Thirdly, it dismisses the very possibility of the unity of Rawls's project, a possibility argued for by many commentators. In order to 'reconstruct' his 'road not taken', that is, to "turn justice as fairness into an authentically comprehensive and universalistic liberalism, thereby fulfilling the implicit promise of Theory" (xxiii), the book rejects Rawls's later work. It assumes from the onset that Rawls becomes guilty of ethical relativism after his 'political' turn of the mid-1980s and that, having sacrificed the Kantian defence of his first principles in the name of stability and consensus, he is therefore no longer able to provide a solid foundation for his theory (xxii-xxiii, 239). Because political liberalism is a watered-down version of justice as fairness, it "provides little moral guidance in answering . . . vitally important questions" (292) such as "moral reasons to oppose the proposed expansions in the scope of toleration" of illiberal regimes, institutions and policies domestically or internationally.

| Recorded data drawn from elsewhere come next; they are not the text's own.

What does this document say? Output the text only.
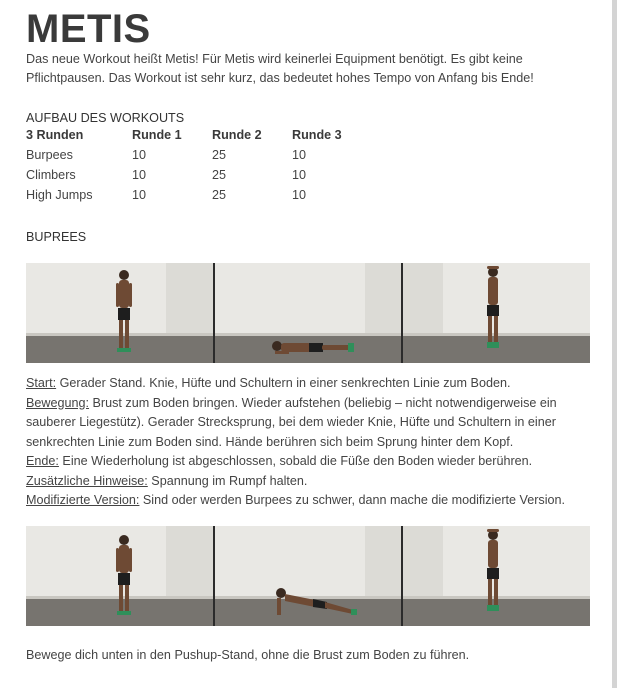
METIS

Das neue Workout heißt Metis! Für Metis wird keinerlei Equipment benötigt. Es gibt keine Pflichtpausen. Das Workout ist sehr kurz, das bedeutet hohes Tempo von Anfang bis Ende!

AUFBAU DES WORKOUTS
3 Runden	Runde 1	Runde 2	Runde 3
Burpees	10	25	10
Climbers	10	25	10
High Jumps	10	25	10
BUPREES
Start: Gerader Stand. Knie, Hüfte und Schultern in einer senkrechten Linie zum Boden.
Bewegung: Brust zum Boden bringen. Wieder aufstehen (beliebig – nicht notwendigerweise ein sauberer Liegestütz). Gerader Strecksprung, bei dem wieder Knie, Hüfte und Schultern in einer senkrechten Linie zum Boden sind. Hände berühren sich beim Sprung hinter dem Kopf.
Ende: Eine Wiederholung ist abgeschlossen, sobald die Füße den Boden wieder berühren.
Zusätzliche Hinweise: Spannung im Rumpf halten.
Modifizierte Version: Sind oder werden Burpees zu schwer, dann mache die modifizierte Version.
Bewege dich unten in den Pushup-Stand, ohne die Brust zum Boden zu führen.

As an original contribution to a theory of justice, inspired and motivated by Rawls but mostly by a different Kantian and universalistic agenda, this is an extremely valuable and stimulating book that should be assessed on its own merits, once its claims are reformulated in less confrontational ways. But as a reconstruction of Rawls's own project, the book fails in part because the views expressed by Rawls in his Political Liberalism are not given an entirely fair hearing. More worryingly, it misses the central idea of justice as fairness, that no independent and antecedent criteria of justice should be imposed on citizens' conceptions of the good in a democratic context, as this will always involve recourse to coercion.
 All pages references are to the revised edition of A Theory of Justice (Harvard: Harvard University Press, 1999)
 See, for a similar interpretation of the 'second' Rawls, Richard Rorty, 'The priority of democracy over philosophy' in Contingency, Irony, and Solidarity. Cambridge: Cambridge University Press, 1989.
 These include TJ §40, but also the Lectures on the History of Moral Philosophy and the Dewey Lectures.
 "Respect is a value on which that theory rests. Respect for persons plays two roles in his conception of justice. It shapes the two principles themselves with their emphasis on the inviolability of the individual -- the role which Dworkin was concerned to lay bare. It also figures in the demand that persons be treated in ways that they can see to be justified. That is the role of respect underlying the ideal of publicity" (Charles Larmore, in The Cambridge Companion to John Rawls, S.Freeman (ed.), Cambridge University Press, 2003: 374-375).
 The argument in favour of the unity of Rawls's project is central in my John Rawls, London, Acumen Press, 2007.